The respectively monitored technical systems can be entirely different; condition-based maintenance has advantages in many technical areas. Examples can be found in the abovementioned references and patent documents. Condition-based maintenance is also of interest, in particular, in the field of aircraft technology since such technology is particularly maintenance-intensive owing to the relevance of the technical systems used to safety.
There is, in particular, a need to use condition-based maintenance on all possible parts of an aircraft which require maintenance.
However, this is a distant objective which cannot yet be implemented owing to the shortcomings of the devices and methods known hitherto for monitoring conditions and performing maintenance.
With aircraft technology there is also the problem of an expected increase in maintenance works since new materials, such as force-flux-compatible composite fiber materials, are being increasingly used in the construction of aircraft in order to save weight. In particular in the case of fiber-reinforced composite materials it is, however, possible for wear phenomena and invisible internal damage to occur in the case of relatively heavy loading, with the result that an exchange of components made of fiber-reinforced composite materials is indicated after specific scopes of operation and degrees of loading before these components fail. It would therefore be desirable to be able to perform condition-based maintenance on as many of such components as possible.
However, the main disadvantage of CBM is that the initial costs of CBM are very high. CBM requires improved measuring technology for the monitored equipment. The costs of adequate measuring technology are usually very high; this also applies specifically to equipment which has already been installed. However, even when pieces of technical equipment and systems with the previously known condition sensors and evaluation technologies are re-developed, high additional costs are incurred, with the result that condition-based maintenance could previously be implemented only on a small number of main components of technical systems.

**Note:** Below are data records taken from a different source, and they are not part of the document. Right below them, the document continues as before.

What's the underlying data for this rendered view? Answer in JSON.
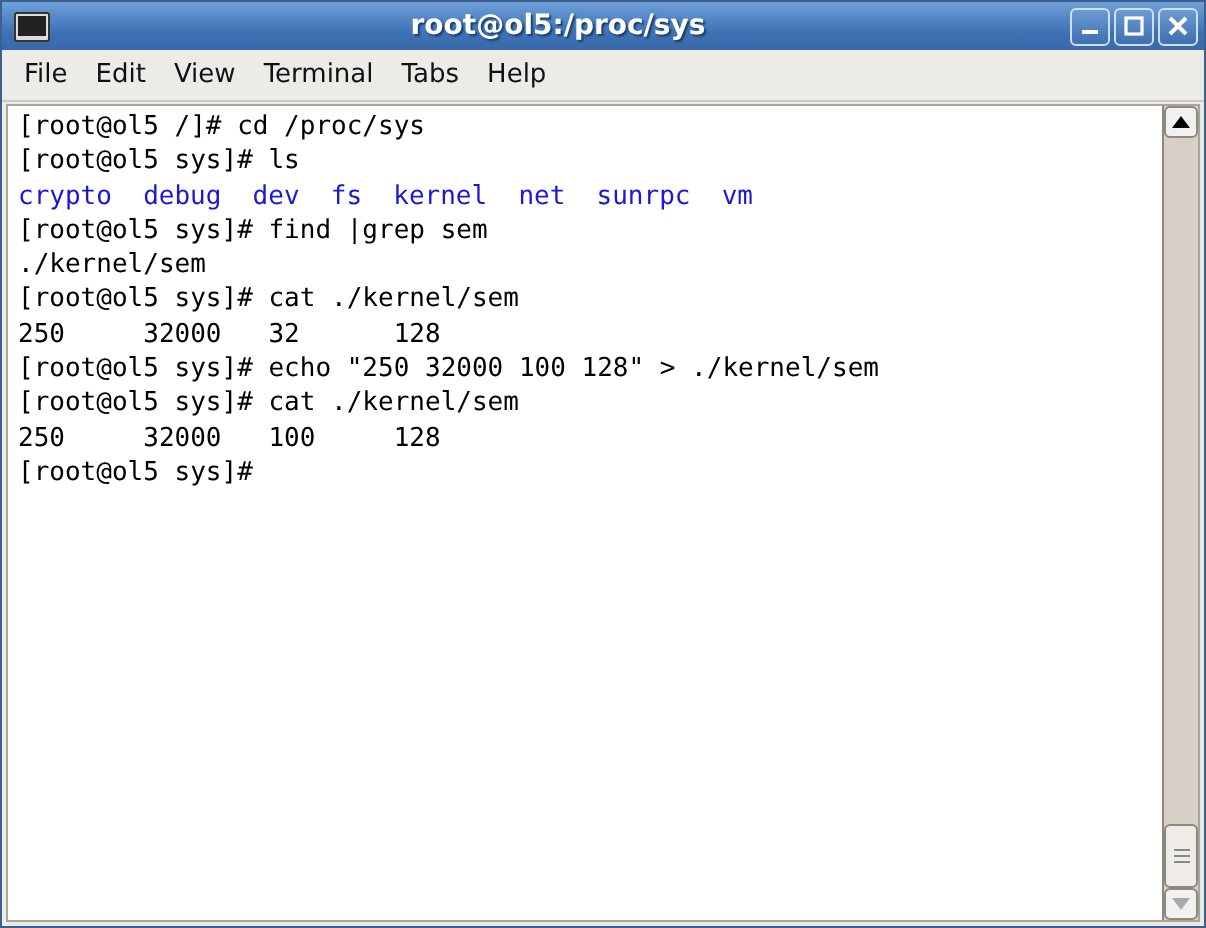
{
  "window": {
    "title": "root@ol5:/proc/sys"
  },
  "menu": [
    {
      "label": "File"
    },
    {
      "label": "Edit"
    },
    {
      "label": "View"
    },
    {
      "label": "Terminal"
    },
    {
      "label": "Tabs"
    },
    {
      "label": "Help"
    }
  ],
  "terminal": {
    "lines": [
      {
        "kind": "text",
        "text": "[root@ol5 /]# cd /proc/sys"
      },
      {
        "kind": "text",
        "text": "[root@ol5 sys]# ls"
      },
      {
        "kind": "listing",
        "items": [
          {
            "name": "crypto",
            "color": "#1a1ad0"
          },
          {
            "name": "debug",
            "color": "#1a1ad0"
          },
          {
            "name": "dev",
            "color": "#1a1ad0"
          },
          {
            "name": "fs",
            "color": "#1a1ad0"
          },
          {
            "name": "kernel",
            "color": "#1a1ad0"
          },
          {
            "name": "net",
            "color": "#1a1ad0"
          },
          {
            "name": "sunrpc",
            "color": "#1a1ad0"
          },
          {
            "name": "vm",
            "color": "#1a1ad0"
          }
        ]
      },
      {
        "kind": "text",
        "text": "[root@ol5 sys]# find |grep sem"
      },
      {
        "kind": "text",
        "text": "./kernel/sem"
      },
      {
        "kind": "text",
        "text": "[root@ol5 sys]# cat ./kernel/sem"
      },
      {
        "kind": "text",
        "text": "250\t32000\t32\t128"
      },
      {
        "kind": "text",
        "text": "[root@ol5 sys]# echo \"250 32000 100 128\" > ./kernel/sem"
      },
      {
        "kind": "text",
        "text": "[root@ol5 sys]# cat ./kernel/sem"
      },
      {
        "kind": "text",
        "text": "250\t32000\t100\t128"
      },
      {
        "kind": "text",
        "text": "[root@ol5 sys]#"
      }
    ]
  }
}
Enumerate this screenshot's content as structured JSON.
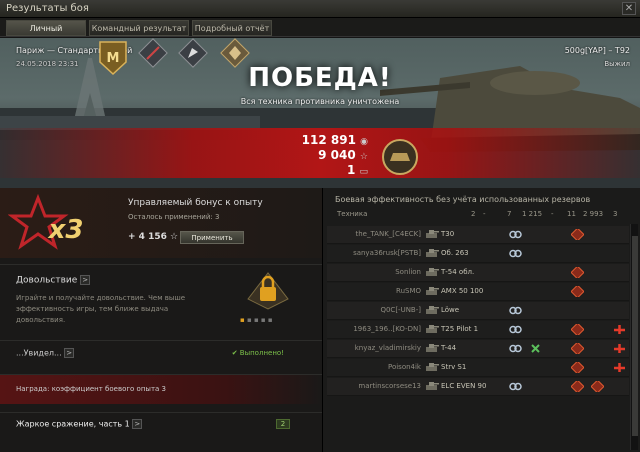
{
  "window": {
    "title": "Результаты боя",
    "close": "✕"
  },
  "tabs": [
    {
      "label": "Личный результат",
      "active": true
    },
    {
      "label": "Командный результат",
      "active": false
    },
    {
      "label": "Подробный отчёт",
      "active": false
    }
  ],
  "hero": {
    "map_mode": "Париж — Стандартный бой",
    "datetime": "24.05.2018 23:31",
    "player_tank": "500g[YAP] – T92",
    "status": "Выжил",
    "result": "ПОБЕДА!",
    "result_sub": "Вся техника противника уничтожена",
    "credits": "112 891",
    "xp": "9 040",
    "bonds": "1",
    "medals": [
      "mastery-m-badge",
      "medal-2",
      "medal-3",
      "medal-4",
      "special-medal"
    ]
  },
  "bonus": {
    "multiplier": "x3",
    "title": "Управляемый бонус к опыту",
    "remaining_label": "Осталось применений:",
    "remaining_value": "3",
    "xp_value": "+ 4 156",
    "apply_button": "Применить"
  },
  "satisfaction": {
    "title": "Довольствие",
    "arrow": ">",
    "description": "Играйте и получайте довольствие. Чем выше эффективность игры, тем ближе выдача довольствия."
  },
  "quest1": {
    "title": "...Увидел...",
    "arrow": ">",
    "status": "✔ Выполнено!"
  },
  "reward": {
    "label": "Награда:",
    "value": "коэффициент боевого опыта 3"
  },
  "quest2": {
    "title": "Жаркое сражение, часть 1",
    "arrow": ">",
    "badge": "2"
  },
  "efficiency": {
    "header": "Боевая эффективность без учёта использованных резервов",
    "col_vehicle": "Техника",
    "col_values": [
      "2",
      "-",
      "7",
      "1 215",
      "-",
      "11",
      "2 993",
      "3"
    ],
    "rows": [
      {
        "player": "the_TANK_[C4ECK]",
        "tank": "T30"
      },
      {
        "player": "sanya36rusk[PSTB]",
        "tank": "Об. 263"
      },
      {
        "player": "Sonlion",
        "tank": "Т-54 обл."
      },
      {
        "player": "RuSMO",
        "tank": "AMX 50 100"
      },
      {
        "player": "Q0C[-UNB-]",
        "tank": "Löwe"
      },
      {
        "player": "1963_196..[KO-DN]",
        "tank": "T25 Pilot 1"
      },
      {
        "player": "knyaz_vladimirskiy",
        "tank": "T-44"
      },
      {
        "player": "Poison4ik",
        "tank": "Strv S1"
      },
      {
        "player": "martinscorsese13",
        "tank": "ELC EVEN 90"
      }
    ]
  },
  "colors": {
    "accent_red": "#b31414",
    "gold": "#d9b25a"
  }
}
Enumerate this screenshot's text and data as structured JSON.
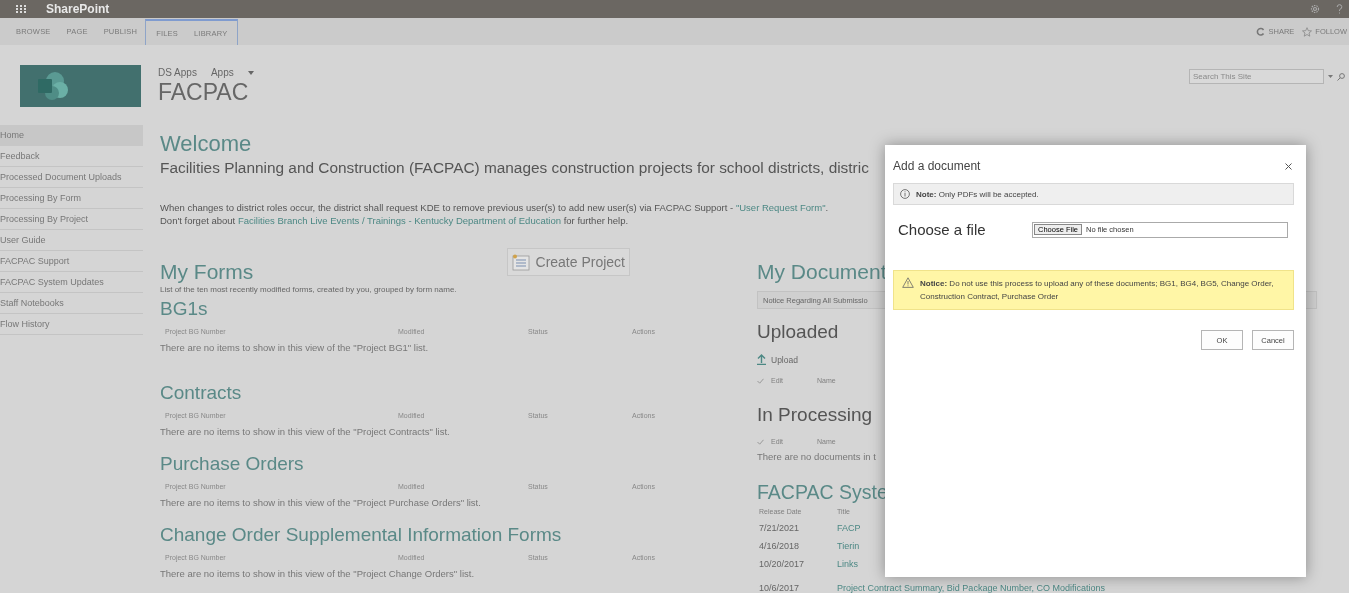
{
  "top_bar": {
    "brand": "SharePoint"
  },
  "ribbon": {
    "tabs": [
      {
        "label": "BROWSE"
      },
      {
        "label": "PAGE"
      },
      {
        "label": "PUBLISH"
      }
    ],
    "context_tabs": [
      {
        "label": "FILES"
      },
      {
        "label": "LIBRARY"
      }
    ],
    "actions": [
      {
        "label": "SHARE",
        "kind": "share"
      },
      {
        "label": "FOLLOW",
        "kind": "follow"
      }
    ]
  },
  "header": {
    "breadcrumb": [
      "DS Apps",
      "Apps"
    ],
    "site_title": "FACPAC",
    "search": {
      "placeholder": "Search This Site"
    }
  },
  "sidebar": {
    "items": [
      {
        "label": "Home",
        "selected": true
      },
      {
        "label": "Feedback",
        "selected": false
      },
      {
        "label": "Processed Document Uploads",
        "selected": false
      },
      {
        "label": "Processing By Form",
        "selected": false
      },
      {
        "label": "Processing By Project",
        "selected": false
      },
      {
        "label": "User Guide",
        "selected": false
      },
      {
        "label": "FACPAC Support",
        "selected": false
      },
      {
        "label": "FACPAC System Updates",
        "selected": false
      },
      {
        "label": "Staff Notebooks",
        "selected": false
      },
      {
        "label": "Flow History",
        "selected": false
      }
    ]
  },
  "welcome": {
    "title": "Welcome",
    "description": "Facilities Planning and Construction (FACPAC) manages construction projects for school districts, distric",
    "notes": [
      [
        {
          "text": "When changes to district roles occur, the district shall request KDE to remove previous user(s) to add new user(s) via FACPAC Support - ",
          "link": false
        },
        {
          "text": "\"User Request Form\"",
          "link": true
        },
        {
          "text": ".",
          "link": false
        }
      ],
      [
        {
          "text": "Don't forget about ",
          "link": false
        },
        {
          "text": "Facilities Branch Live Events / Trainings - Kentucky Department of Education",
          "link": true
        },
        {
          "text": " for further help.",
          "link": false
        }
      ]
    ]
  },
  "my_forms": {
    "title": "My Forms",
    "create_button": "Create Project",
    "subtitle": "List of the ten most recently modified forms, created by you, grouped by form name.",
    "lists": [
      {
        "title": "BG1s",
        "columns": [
          "Project BG Number",
          "Modified",
          "Status",
          "Actions"
        ],
        "empty_text": "There are no items to show in this view of the \"Project BG1\" list."
      },
      {
        "title": "Contracts",
        "columns": [
          "Project BG Number",
          "Modified",
          "Status",
          "Actions"
        ],
        "empty_text": "There are no items to show in this view of the \"Project Contracts\" list."
      },
      {
        "title": "Purchase Orders",
        "columns": [
          "Project BG Number",
          "Modified",
          "Status",
          "Actions"
        ],
        "empty_text": "There are no items to show in this view of the \"Project Purchase Orders\" list."
      },
      {
        "title": "Change Order Supplemental Information Forms",
        "columns": [
          "Project BG Number",
          "Modified",
          "Status",
          "Actions"
        ],
        "empty_text": "There are no items to show in this view of the \"Project Change Orders\" list."
      }
    ]
  },
  "my_documents": {
    "title": "My Document",
    "notice": "Notice Regarding All Submissio",
    "uploaded": {
      "title": "Uploaded",
      "upload_button": "Upload",
      "columns": [
        "Edit",
        "Name"
      ]
    },
    "in_processing": {
      "title": "In Processing",
      "columns": [
        "Edit",
        "Name"
      ],
      "empty_text": "There are no documents in t"
    },
    "system_updates": {
      "title": "FACPAC Syste",
      "columns": [
        "Release Date",
        "Title"
      ],
      "rows": [
        {
          "date": "7/21/2021",
          "title": "FACP"
        },
        {
          "date": "4/16/2018",
          "title": "Tierin"
        },
        {
          "date": "10/20/2017",
          "title": "Links"
        },
        {
          "date": "10/6/2017",
          "title": "Project Contract Summary, Bid Package Number, CO Modifications"
        }
      ]
    }
  },
  "dialog": {
    "title": "Add a document",
    "note": "**Note:** Only PDFs will be accepted.",
    "file_label": "Choose a file",
    "file_button": "Choose File",
    "file_status": "No file chosen",
    "notice": "**Notice:** Do not use this process to upload any of these documents; BG1, BG4, BG5, Change Order, Construction Contract, Purchase Order",
    "buttons": [
      {
        "label": "OK"
      },
      {
        "label": "Cancel"
      }
    ]
  }
}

The invention is based on the object of obtaining assistance in taking a decision with respect to maintenance planning on the basis of signals of sensors which can supply definitive information about a state of health of the monitored system but nevertheless are simpler and more cost effective to manufacture and to integrate into the measuring technology than was previously the case with condition sensors used in CBM.
There is literature on condition monitoring (CBM) with perfect sensors. However, condition monitoring with perfect sensors can be applied to real systems only to a restricted degree. In order to permit condition-based maintenance (CBM) of a system, the system must be equipped with sensors which are capable of determining the state of health thereof as far as possible in real time (see in this respect DIN 44300). In classic CBM implementations, the sensors determine an expected remaining useful life (RUL) and, if appropriate, a reliability factor (confidence level). The calculation of the RUL is very complex depending on the application and increases the implementation costs.
It is known, for example from the abovementioned literature and patent literature, that high to prohibitive costs are incurred by the development of CBM sensors and, above all, the algorithms which calculate the remaining useful life from acquired physical data of the sensors. This is due to the fact that the sensor attempts to determine the most precise remaining useful life possible at any time between the equipment being put into service and its failure. The developer of the sensor does not know how well the calculation of the remaining useful life has to be effective at specific intervals, with the result that he does not have any possibility to optimize. Until now there has been no product or literature relating to the subject of assistance in making a decision with imperfect sensors.